How do these look. I upped the contrast a little.


----------



## cpolaris502 (Aug 5, 2010)

Much better than the first. Good job on the HDR part of it, the pictures themselves are a little boring for me though.


----------



## guzziknight (Aug 6, 2010)

Thanks, unfortunately, they are very restrictive on where you can take pictures. Also, they only allow visitors from 9am-6pm, so the lighting will pretty much suck all the time. I had to do what I could with what was there, and my limited time.


----------



## ann (Aug 6, 2010)

this building is white, or at least the last time i saw it , it was white. What happened?

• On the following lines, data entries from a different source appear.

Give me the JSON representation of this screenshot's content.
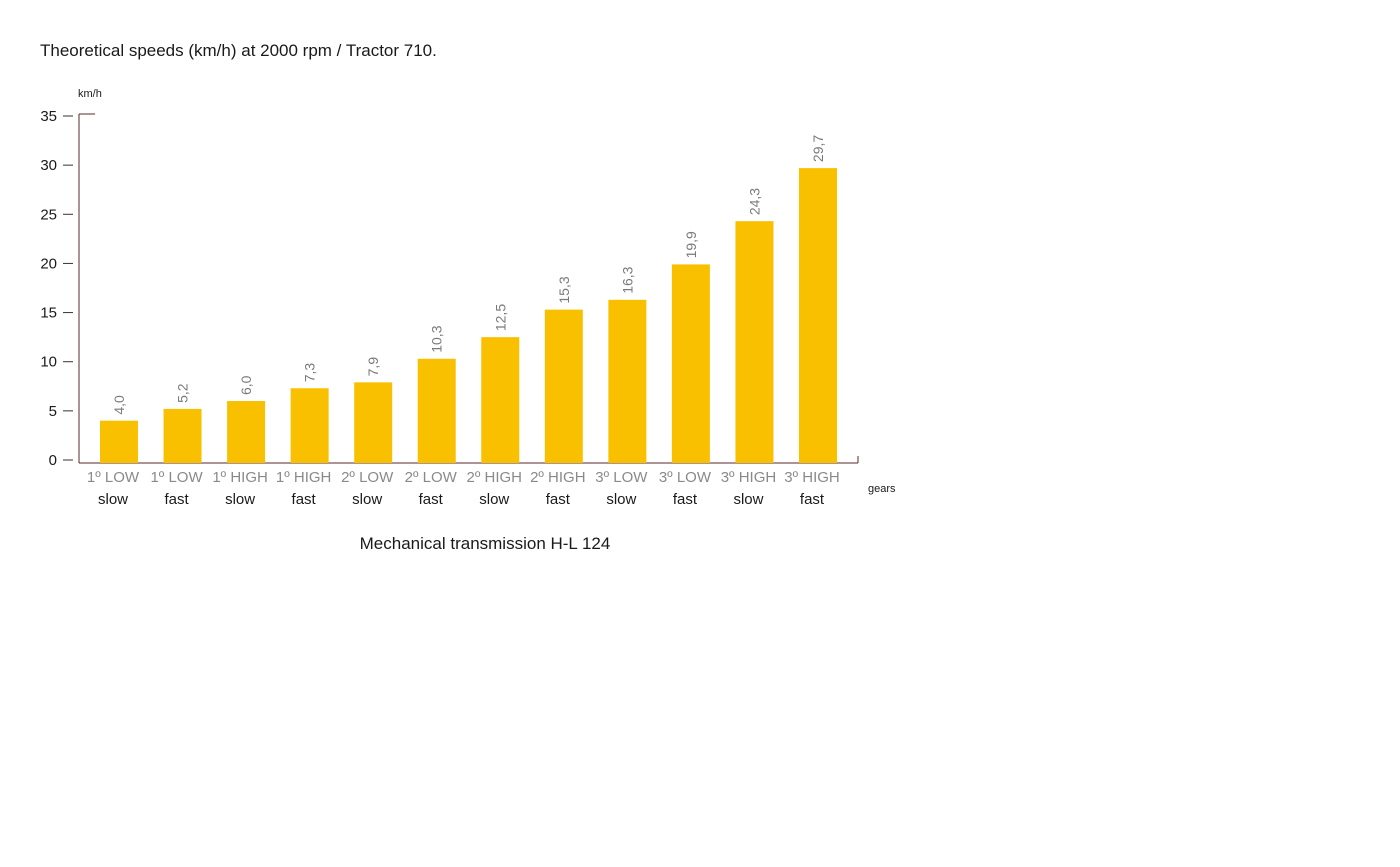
{
  "chart_data": {
    "type": "bar",
    "title": "Theoretical speeds (km/h) at 2000 rpm / Tractor 710.",
    "ylabel": "km/h",
    "xlabel": "gears",
    "caption": "Mechanical transmission H-L 124",
    "ylim": [
      0,
      35
    ],
    "yticks": [
      "0",
      "5",
      "10",
      "15",
      "20",
      "25",
      "30",
      "35"
    ],
    "categories": [
      {
        "gear": "1º LOW",
        "mode": "slow"
      },
      {
        "gear": "1º LOW",
        "mode": "fast"
      },
      {
        "gear": "1º HIGH",
        "mode": "slow"
      },
      {
        "gear": "1º HIGH",
        "mode": "fast"
      },
      {
        "gear": "2º LOW",
        "mode": "slow"
      },
      {
        "gear": "2º LOW",
        "mode": "fast"
      },
      {
        "gear": "2º HIGH",
        "mode": "slow"
      },
      {
        "gear": "2º HIGH",
        "mode": "fast"
      },
      {
        "gear": "3º LOW",
        "mode": "slow"
      },
      {
        "gear": "3º LOW",
        "mode": "fast"
      },
      {
        "gear": "3º HIGH",
        "mode": "slow"
      },
      {
        "gear": "3º HIGH",
        "mode": "fast"
      }
    ],
    "values": [
      4.0,
      5.2,
      6.0,
      7.3,
      7.9,
      10.3,
      12.5,
      15.3,
      16.3,
      19.9,
      24.3,
      29.7
    ],
    "value_labels": [
      "4,0",
      "5,2",
      "6,0",
      "7,3",
      "7,9",
      "10,3",
      "12,5",
      "15,3",
      "16,3",
      "19,9",
      "24,3",
      "29,7"
    ],
    "bar_color": "#f9c000",
    "axis_color": "#5a2a2a",
    "grid": false
  }
}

also on monitor they are not sharp. handholding for HDR is not really a good idea imho.


----------



## guzziknight (Aug 6, 2010)

You are correct, the building is white. I'm sure the color has something to do with the HDR. I'm still figuring it out. 

I didn't have my tripod, and since they are so strict on the rules, I wasn't sure I could use it anyway. I know that handholding's not the best way to go, but it works in a pinch.


----------



## ann (Aug 6, 2010)

ah, no tripods, allowed then.

i have been meaning to go over there one day and see what i could come up. I have had several students who have tried some night photos there.

how many images, and what was the white balance set on, that may have influenced the color?


----------



## guzziknight (Aug 6, 2010)

Actually, I don't know if tripods are allowed. I just didn't use it.

White balance was on auto, three exposures. Did Auto Exposure Bracket, -1-0-+1. Used High Speed Drive to take all three shots in one go so there would be little to no movement.

I'd love to do some night shots there, but the close at 6, so it would have to be in winter.


----------



## ann (Aug 6, 2010)

i thought perhaps the white balance was on shady.


----------